Hillary Clinton and Obama publicly debated, often in a very heated manner, for the claim to be the truly progressive candidate. I am still asking, “Progressing towards what?” Hillary’s own husband Bill was the one who put through the Defense of Marriage Act, yet now she too is getting ready to enter yet another political race since Obama will soon be departing the White House. In fact, Clinton is the leading Democrat in the race. But, hang on friends — she has admitted that she’s leave the decisions to the states despite what same-sex advocates and a large percentage of Americans now view it as a Constitutional Right.

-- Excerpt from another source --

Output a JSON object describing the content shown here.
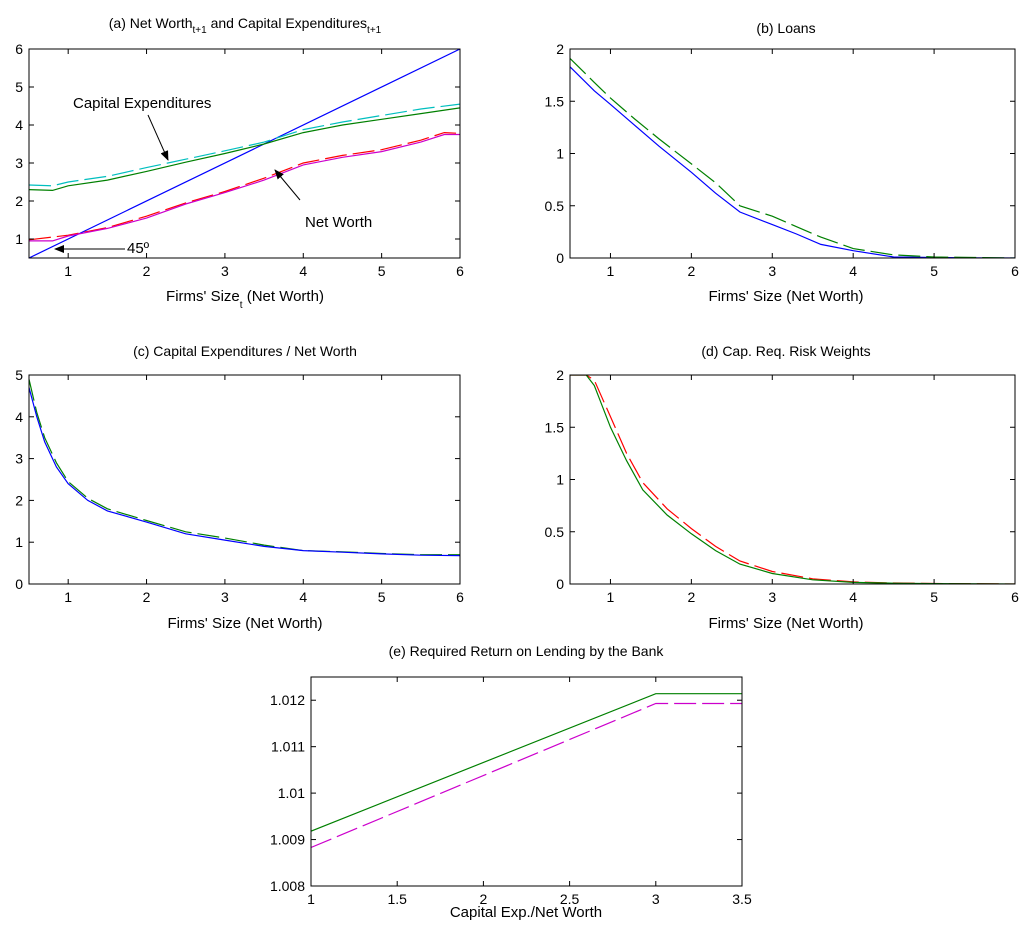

Clinton was on NPR speaking to Terry Gross on Fresh Air trying to explain how she went from a “no” to a “yes” in the issue. At one point during the interview, Clinton accused Gross of not simply getting a clarification on her true position, snapping out, “I think you are trying to say that I used to be opposed and now I am in favor and I did it for political reasons.” It wasn’t until Clinton said, “For me, marriage has always been a matter left to the states…I fully endorse the efforts by activists to work state-by-state. In fact, that is what is working,” that I felt she was bailing out. Clinton doesn’t exactly offer a stamp of approval with her statements. Activists were hoping she’d honor the Equal Protection Clause of the Constitution.

This has caused many in the LGBTQ community and 52 percent of Americans (according to a 2014 Gallup poll) to wonder why Clinton would waver on the issue unless she is trying to use Obama’s rule book on being a ‘good politician’. Under Bill’s presidential guidance, laws were signed banning federal recognition of same-sex marriage; restricting gay people from serving openly in the armed forces. It has taken the LGBTQ community nearly two decades to reverse the damage.

“I have seen grown, adult men and women weep at the possibility of her becoming the next president,” said Fred Sainz, vice president of Human Rights Campaign, who said he has friends in the gay community who are saving money so they can afford to volunteer on a future potential Clinton campaign.

Nathan Schaefer, executive director of the Empire State Pride Agenda in New York, said he had not heard Clinton’s interview with Gross. But he did hear about her comments on marriage as a state matter from friends and associates, and disagreed with them, despite Clinton’s long record with his organization (she keynoted their annual gala back in 2000).

As the next election approaches, LGBT activists want to see a more comprehensive agenda that includes workplace, housing, and family protections for gays. While marriage recognition is still high on the list, many are more fearful in the current economy of losing their jobs due to their sexual orientation. Many states recognize same-sex marriages but do not recognize such rights as adoption by same-sex couples, the ability to be the primary decision-maker in medical care or workplace protections offered to heterosexuals, including those who are not married.

I admit, I think it is time to come right out and say it — Obama and Clinton are interested in the LGBTQ community for one reason — votes. Neither has stood up and approached the Supreme Court to finalize a ruling, though one could come from the court as soon as 2016. So, after reading this, do you still feel confident that these two high-ranking political figures have anything but their own agenda at heart?

I continue to support what I believe are basic human rights, including same-sex marriage. I am, however, doing a lot more soul searching in regards to the 2016 election. Haven’t the LGBTQ community and their allies been lied to and misled enough?